I really like doing it because it feels like normal exercise and I'm into anything that makes me feel somewhat back to normal. It just sits on the floor and you sit on the chair and peddle off into the sunset! Well, I found one on Ebay for $28 so I bought one! Nicky then thought it would be a good idea to check with my doctor's office since it was something I'd be doing more often, and the secretary told her I wasn't allowed to. She called and asked for the PA, but the secretary said no. She's very nice, but she's the secretary!!! I've been doing it for 5 minutes a day during my visiting PT appointments already, and speak of the devil, it just showed up! Well, we'll see how good I am at following directions...

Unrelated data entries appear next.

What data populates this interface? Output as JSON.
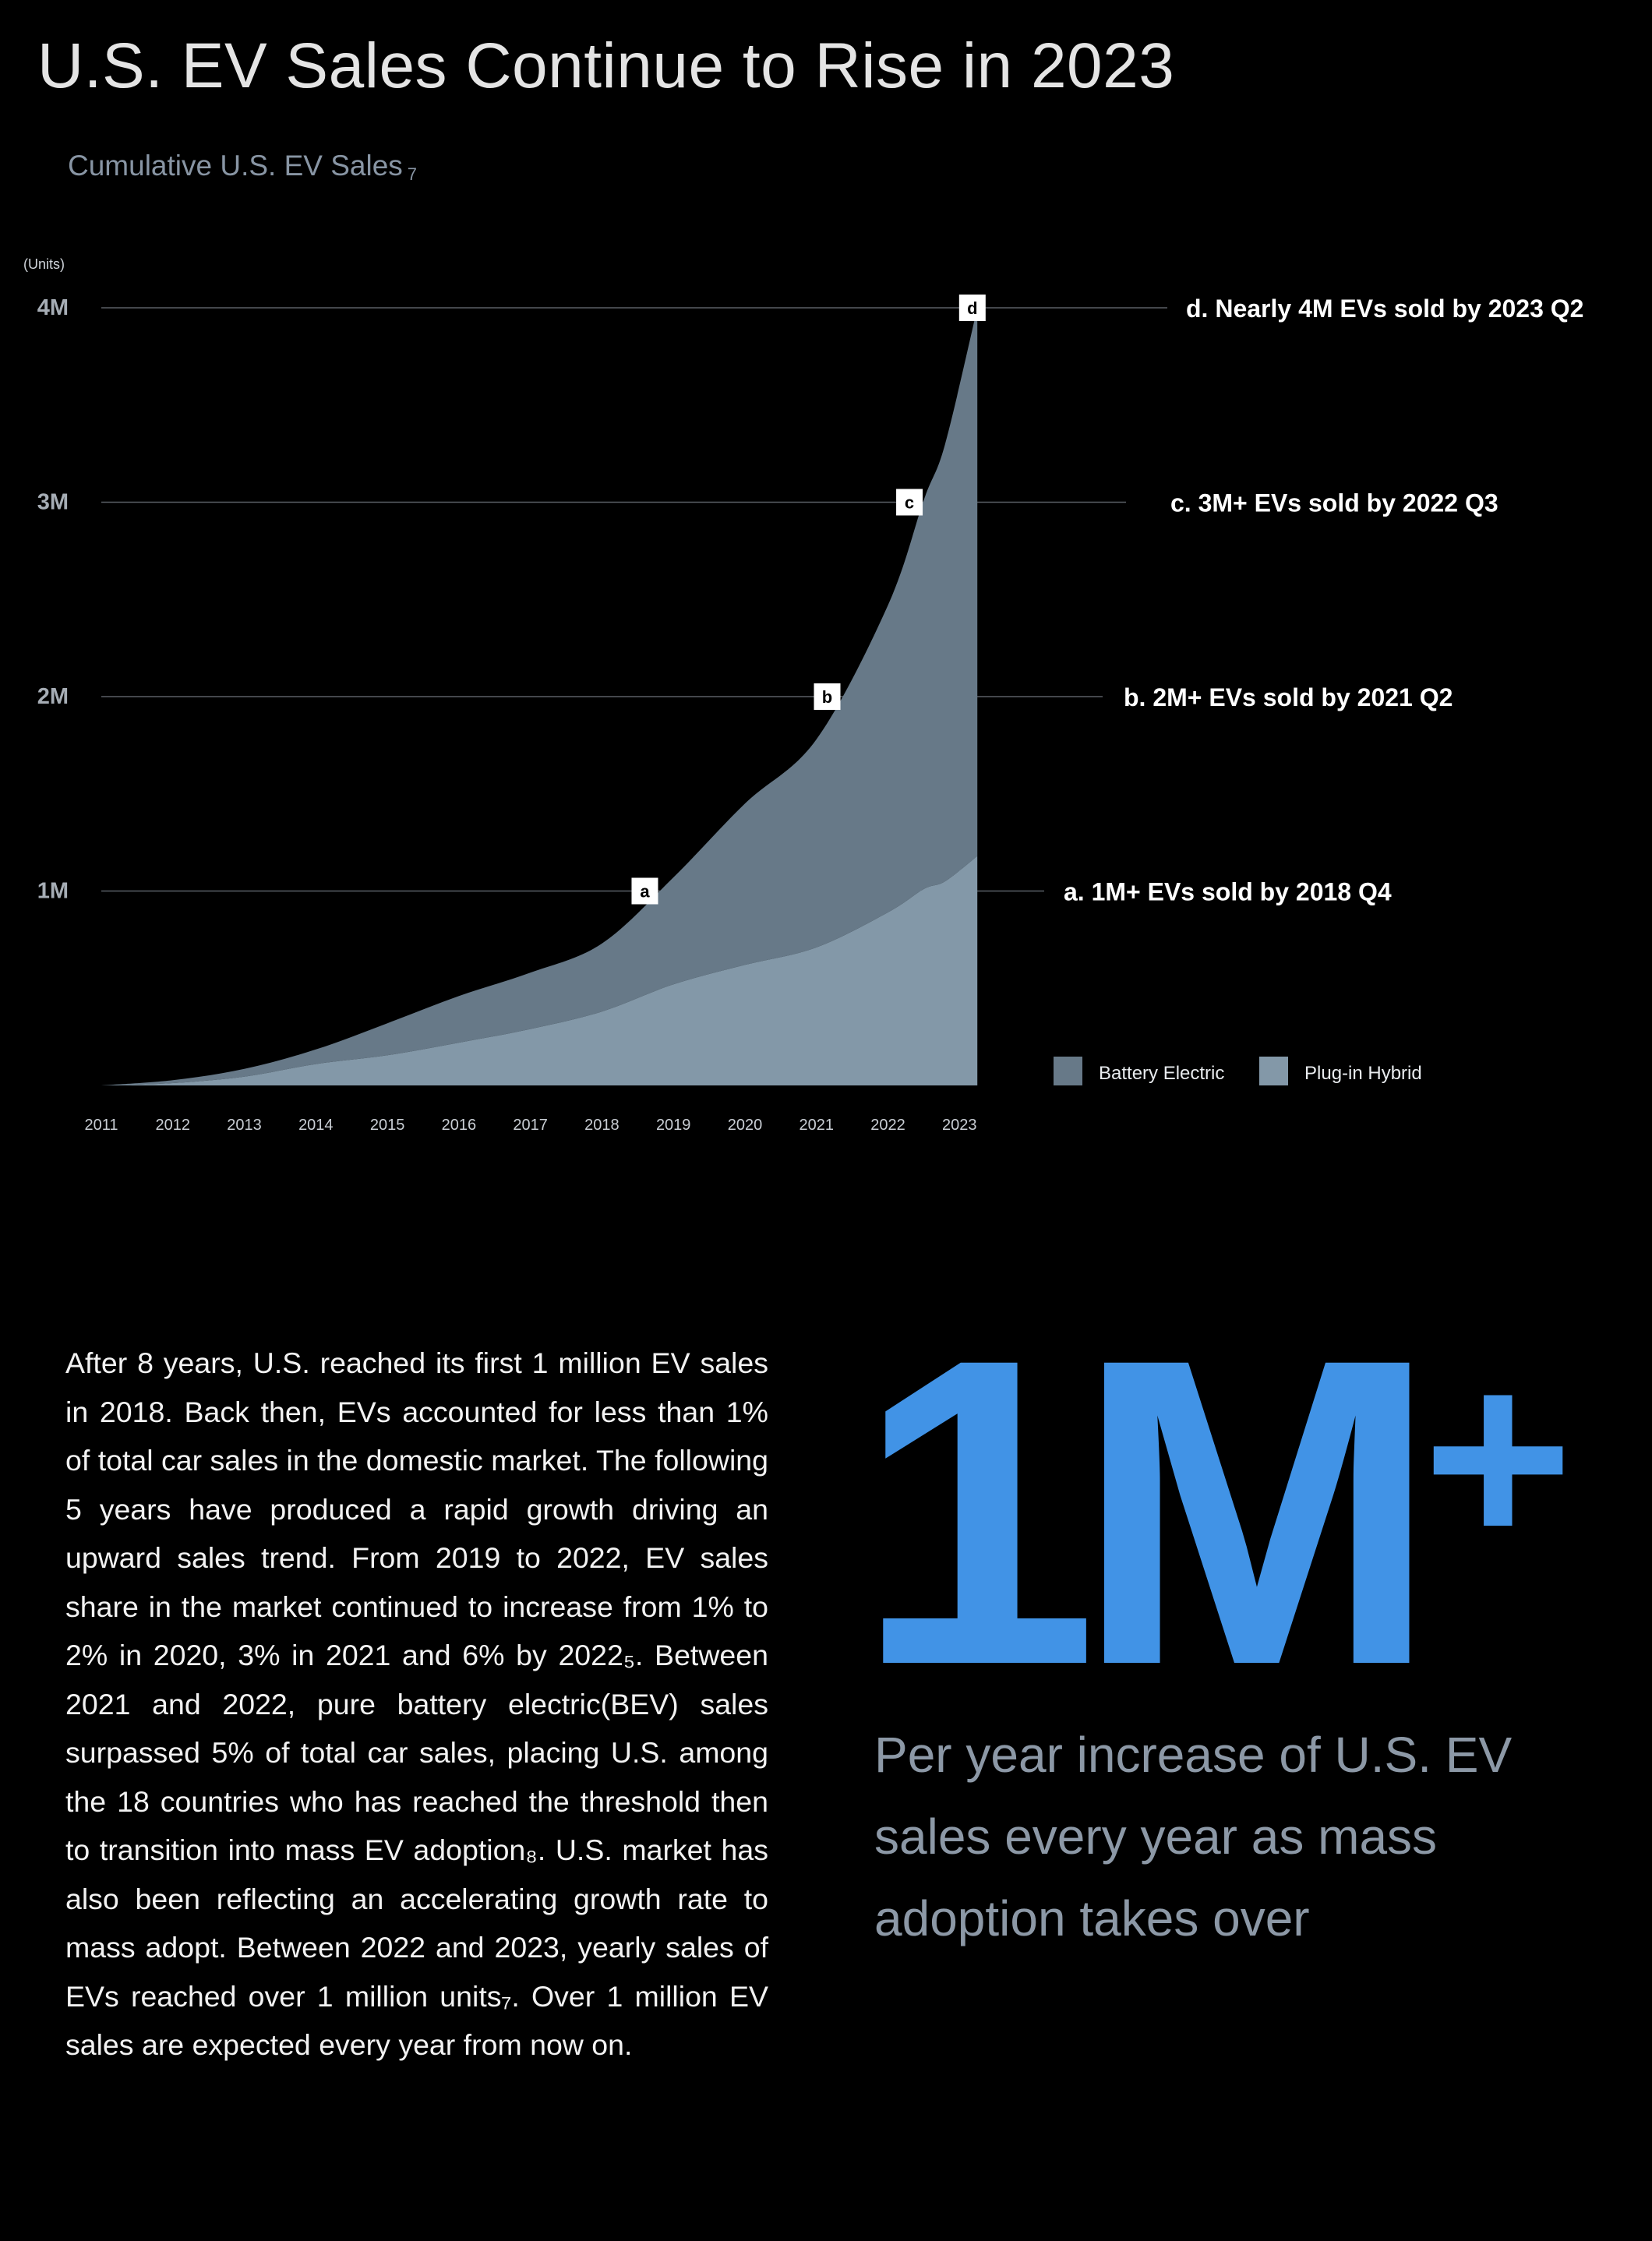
{
  "page": {
    "title": "U.S. EV Sales Continue to Rise in 2023",
    "subtitle": "Cumulative U.S. EV Sales",
    "subtitle_ref": "7"
  },
  "colors": {
    "background": "#000000",
    "battery_electric": "#677988",
    "plug_in_hybrid": "#8398a8",
    "accent": "#4193e6",
    "muted_text": "#8c98a6"
  },
  "chart_data": {
    "type": "area",
    "title": "Cumulative U.S. EV Sales",
    "ylabel": "(Units)",
    "xlabel": "",
    "stacked": true,
    "ylim": [
      0,
      4000000
    ],
    "xlim": [
      2011,
      2023.4
    ],
    "yticks": [
      {
        "value": 1000000,
        "label": "1M"
      },
      {
        "value": 2000000,
        "label": "2M"
      },
      {
        "value": 3000000,
        "label": "3M"
      },
      {
        "value": 4000000,
        "label": "4M"
      }
    ],
    "xticks": [
      "2011",
      "2012",
      "2013",
      "2014",
      "2015",
      "2016",
      "2017",
      "2018",
      "2019",
      "2020",
      "2021",
      "2022",
      "2023"
    ],
    "grid": "horizontal",
    "legend_position": "bottom-right",
    "series": [
      {
        "name": "Plug-in Hybrid",
        "color": "#8398a8",
        "points": [
          [
            2011,
            0
          ],
          [
            2012,
            12000
          ],
          [
            2013,
            45000
          ],
          [
            2014,
            110000
          ],
          [
            2015,
            155000
          ],
          [
            2016,
            220000
          ],
          [
            2017,
            290000
          ],
          [
            2018,
            380000
          ],
          [
            2019,
            520000
          ],
          [
            2020,
            620000
          ],
          [
            2021,
            710000
          ],
          [
            2022,
            890000
          ],
          [
            2022.5,
            1010000
          ],
          [
            2022.8,
            1050000
          ],
          [
            2023.25,
            1180000
          ]
        ]
      },
      {
        "name": "Battery Electric",
        "color": "#677988",
        "points": [
          [
            2011,
            0
          ],
          [
            2012,
            15000
          ],
          [
            2013,
            40000
          ],
          [
            2014,
            75000
          ],
          [
            2015,
            165000
          ],
          [
            2016,
            240000
          ],
          [
            2017,
            290000
          ],
          [
            2018,
            350000
          ],
          [
            2019,
            550000
          ],
          [
            2020,
            830000
          ],
          [
            2021,
            1070000
          ],
          [
            2022,
            1580000
          ],
          [
            2022.5,
            2000000
          ],
          [
            2022.8,
            2250000
          ],
          [
            2023.25,
            2820000
          ]
        ]
      }
    ],
    "markers": [
      {
        "key": "a",
        "x": 2018.6,
        "y": 1000000,
        "label": "a. 1M+ EVs sold by 2018 Q4"
      },
      {
        "key": "b",
        "x": 2021.15,
        "y": 2000000,
        "label": "b. 2M+ EVs sold by 2021 Q2"
      },
      {
        "key": "c",
        "x": 2022.3,
        "y": 3000000,
        "label": "c. 3M+ EVs sold by 2022 Q3"
      },
      {
        "key": "d",
        "x": 2023.18,
        "y": 4000000,
        "label": "d. Nearly 4M EVs sold by 2023 Q2"
      }
    ]
  },
  "stat": {
    "value": "1M",
    "plus": "+",
    "description": "Per year increase of U.S. EV sales every year as mass adoption takes over"
  },
  "body": {
    "paragraph": "After 8 years, U.S. reached its first 1 million EV sales in 2018. Back then, EVs accounted for less than 1% of total car sales in the domestic market. The following 5 years have produced a rapid growth driving an upward sales trend. From 2019 to 2022, EV sales share in the market continued to increase from 1% to 2% in 2020, 3% in 2021 and 6% by 2022₅. Between 2021 and 2022, pure battery electric(BEV) sales surpassed 5% of total car sales, placing U.S. among the 18 countries who has reached the threshold then to transition into mass EV adoption₈. U.S. market has also been reflecting an accelerating growth rate to mass adopt. Between 2022 and 2023, yearly sales of EVs reached over 1 million units₇. Over 1 million EV sales are expected every year from now on."
  }
}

-My birthday is in a week and a half, and I was in no rush since I don't need my license as I can't drive and I can't drink, but I just tried to renew it and they wouldn't let me because someone in Tennessee has a similar name and birth date. I tried calling TN to yell at them, but no one answered. Let me explain this to you, jerks! I CAN'T JUST GO TO THE RVM BECAUSE YOU GUYS CAN'T DIFFERENTIATE BETWEEN TWO PEOPLE! (That "jerks" was for them, not you.) Anyway, that's an added frustration.

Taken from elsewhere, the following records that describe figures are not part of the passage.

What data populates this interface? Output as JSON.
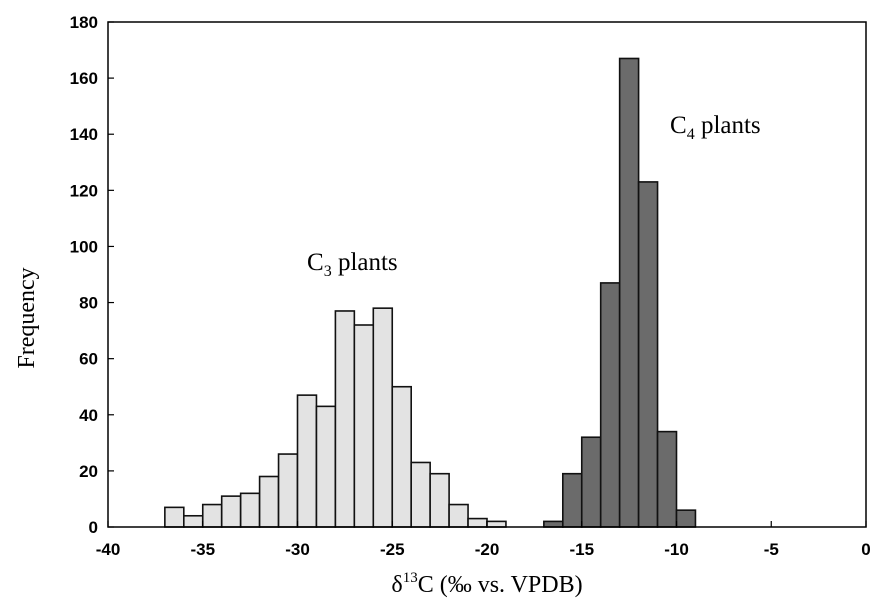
{
  "chart_data": {
    "type": "bar",
    "xlabel_parts": [
      "δ",
      "13",
      "C (‰ vs. VPDB)"
    ],
    "ylabel": "Frequency",
    "xlim": [
      -40,
      0
    ],
    "ylim": [
      0,
      180
    ],
    "xticks": [
      -40,
      -35,
      -30,
      -25,
      -20,
      -15,
      -10,
      -5,
      0
    ],
    "yticks": [
      0,
      20,
      40,
      60,
      80,
      100,
      120,
      140,
      160,
      180
    ],
    "bin_width": 1,
    "series": [
      {
        "label_parts": [
          "C",
          "3",
          " plants"
        ],
        "color": "#e3e3e3",
        "bin_start": [
          -37,
          -36,
          -35,
          -34,
          -33,
          -32,
          -31,
          -30,
          -29,
          -28,
          -27,
          -26,
          -25,
          -24,
          -23,
          -22,
          -21,
          -20,
          -19
        ],
        "values": [
          7,
          4,
          8,
          11,
          12,
          18,
          26,
          47,
          43,
          77,
          72,
          78,
          50,
          23,
          19,
          8,
          3,
          2
        ]
      },
      {
        "label_parts": [
          "C",
          "4",
          " plants"
        ],
        "color": "#6b6b6b",
        "bin_start": [
          -17,
          -16,
          -15,
          -14,
          -13,
          -12,
          -11,
          -10,
          -9
        ],
        "values": [
          2,
          19,
          32,
          87,
          167,
          123,
          34,
          6
        ]
      }
    ]
  }
}
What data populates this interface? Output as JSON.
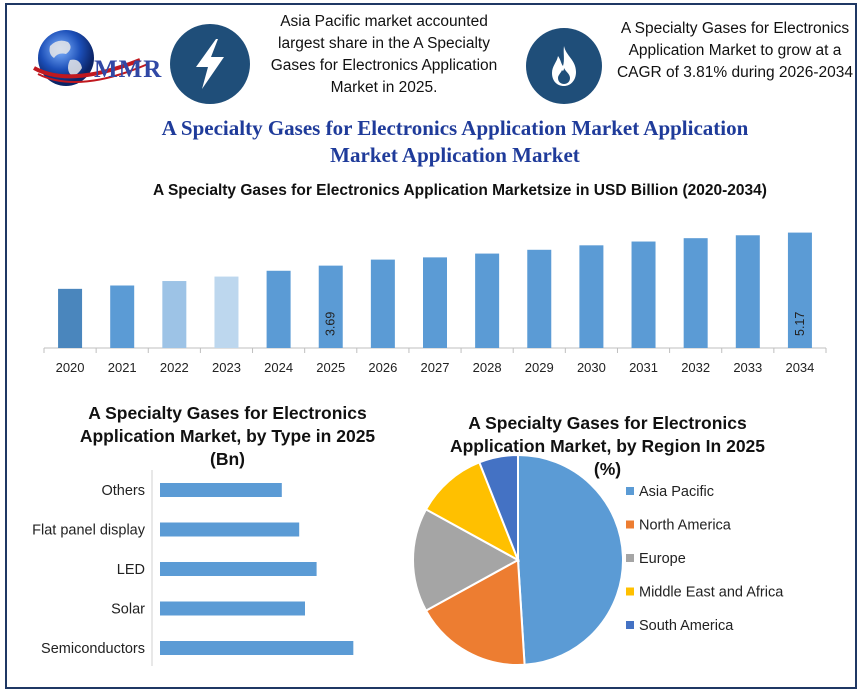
{
  "header": {
    "logo_text": "MMR",
    "left_note": "Asia Pacific market accounted largest share in the A Specialty Gases for Electronics Application Market in 2025.",
    "right_note": "A Specialty Gases for Electronics Application Market to grow at a CAGR of 3.81% during 2026-2034",
    "left_icon": "lightning-bolt-icon",
    "right_icon": "flame-icon"
  },
  "main_title": "A Specialty Gases for Electronics Application Market Application Market Application Market",
  "colors": {
    "frame": "#1f3864",
    "title": "#1f3b9a",
    "icon_bg": "#1f4e79",
    "bar_main": "#5b9bd5",
    "bar_dark": "#4a86bd",
    "bar_light": "#9dc3e6",
    "bar_lighter": "#bdd7ee",
    "pie": [
      "#5b9bd5",
      "#ed7d31",
      "#a5a5a5",
      "#ffc000",
      "#4472c4"
    ]
  },
  "chart_data": [
    {
      "type": "bar",
      "title": "A Specialty Gases for Electronics Application Marketsize in USD Billion (2020-2034)",
      "categories": [
        "2020",
        "2021",
        "2022",
        "2023",
        "2024",
        "2025",
        "2026",
        "2027",
        "2028",
        "2029",
        "2030",
        "2031",
        "2032",
        "2033",
        "2034"
      ],
      "values": [
        2.65,
        2.8,
        3.0,
        3.2,
        3.46,
        3.69,
        3.96,
        4.06,
        4.23,
        4.4,
        4.6,
        4.77,
        4.92,
        5.05,
        5.17
      ],
      "data_labels": {
        "2025": "3.69",
        "2034": "5.17"
      },
      "bar_colors": [
        "#4a86bd",
        "#5b9bd5",
        "#9dc3e6",
        "#bdd7ee",
        "#5b9bd5",
        "#5b9bd5",
        "#5b9bd5",
        "#5b9bd5",
        "#5b9bd5",
        "#5b9bd5",
        "#5b9bd5",
        "#5b9bd5",
        "#5b9bd5",
        "#5b9bd5",
        "#5b9bd5"
      ],
      "ylim": [
        0,
        5.6
      ],
      "grid": false
    },
    {
      "type": "bar",
      "orientation": "horizontal",
      "title": "A Specialty Gases for Electronics Application Market, by Type in 2025 (Bn)",
      "categories": [
        "Others",
        "Flat panel display",
        "LED",
        "Solar",
        "Semiconductors"
      ],
      "values": [
        0.63,
        0.72,
        0.81,
        0.75,
        1.0
      ],
      "xlim": [
        0,
        1.2
      ],
      "grid": false
    },
    {
      "type": "pie",
      "title": "A Specialty Gases for Electronics Application Market, by Region In 2025 (%)",
      "labels": [
        "Asia Pacific",
        "North America",
        "Europe",
        "Middle East and Africa",
        "South America"
      ],
      "values": [
        49,
        18,
        16,
        11,
        6
      ],
      "legend": "right"
    }
  ]
}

-I'm going to Jayson's mom's house tonight for Chinese food and the Bruins. I know I should be more excited, but going places just frustrates me because I have to make sure I'll be comfortable {in this case we'll be bringing an entire chair & cushions} and I try not to drink anything for hours before because I don't have my raised toilet seat and there is *no way* I'm making Jayson pack that into the back of the Explorer! It is good to get out of the house, it's just frustrating and annoying to be 26 years old and think "I'm not sure I can go to XYZ because I don't have my raised toilet seat." I know this is only temporary, but since I just sit around my house all day and think about it, it bums me out.

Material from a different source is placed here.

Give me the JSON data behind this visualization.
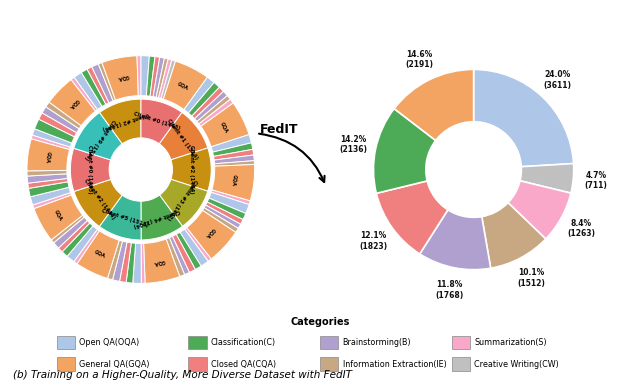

-Lastly, my incision is looking good. I stopped wearing ABD pads and gauze a while ago and I don't have to put anything on it when I shower. Most of the steri strips have come off on their own, or I've unknowingly pulled them off in the middle of the night since the scar goes right across my butt and I know pulling my underwear up and down 15 times a day to pee can't help keep them stick. I still have a section at the top of the new incision where 4 or 5 strips have held on. My old scar from 26 years ago is maybe 3" long, then the section where the strips still are is about 2" long, then there is maybe a 4" scar that is a combination of old and new scars, which is healing nicely. Nicky said that the section up top where the strips are still tight is probably because there is less blood flow to the area so it is just taking longer to heal. I don't know if that makes any sense, but Karen asked about my scar, and I KNOW YOU GUYS WANNA KNOW TOO!

Ok, I think I'm done. Have a good weekend, everyone!

Tuesday, May 5, 2009

Phone Post 18

Sorry. Despite my boredom, I can't bring myself to focus and write a legit blog post. Maybe tomorrow? I do have a lot to report, so I'll try, I promise!

Sunday, May 3, 2009

Snoozy

I'm tired, but I don't want anyone to worry, I'm doing well. Maybe I'll write about my date and my day today, tomorrow. For now, I rest -- goodnight!

Saturday, May 2, 2009

Date Night!

Today I went with Dad to the bank. Actually, I sat in the car while he went to the bank. Then we went to Market Basket to get some ice cream, and next door to the liquor store for beer. Then, again, I came home and took an hour and a half nap. It is crazy how quickly I get drained from doing the smallest things.

However, in super big news, I am going on a date tonight! Assuming I can manage to rest for 3 hours, Jayson and I are going to Chili's for dinner! I've got nothing else really to report, but I didn't write anything official except for two texts yesterday, so there is my full report for today. Have a good day everyone! :)

**UPDATE** I'm wearing jeans!! I feel like a real person -- this is the most exciting day EVER!!

Friday, May 1, 2009

Phone Post 17

I had a fun night watching the Bruins (win) with Alex, but as I try to go to sleep, my legs are tired. This usually only happens after workin a long day. Weird.

Phone Post 16

I'm sitting here with Grammy, she's knitting, I'm crotcheting. She had her knee done 10 months ago. I had my hip done 3 weeks ago. Have a good Friday everyone!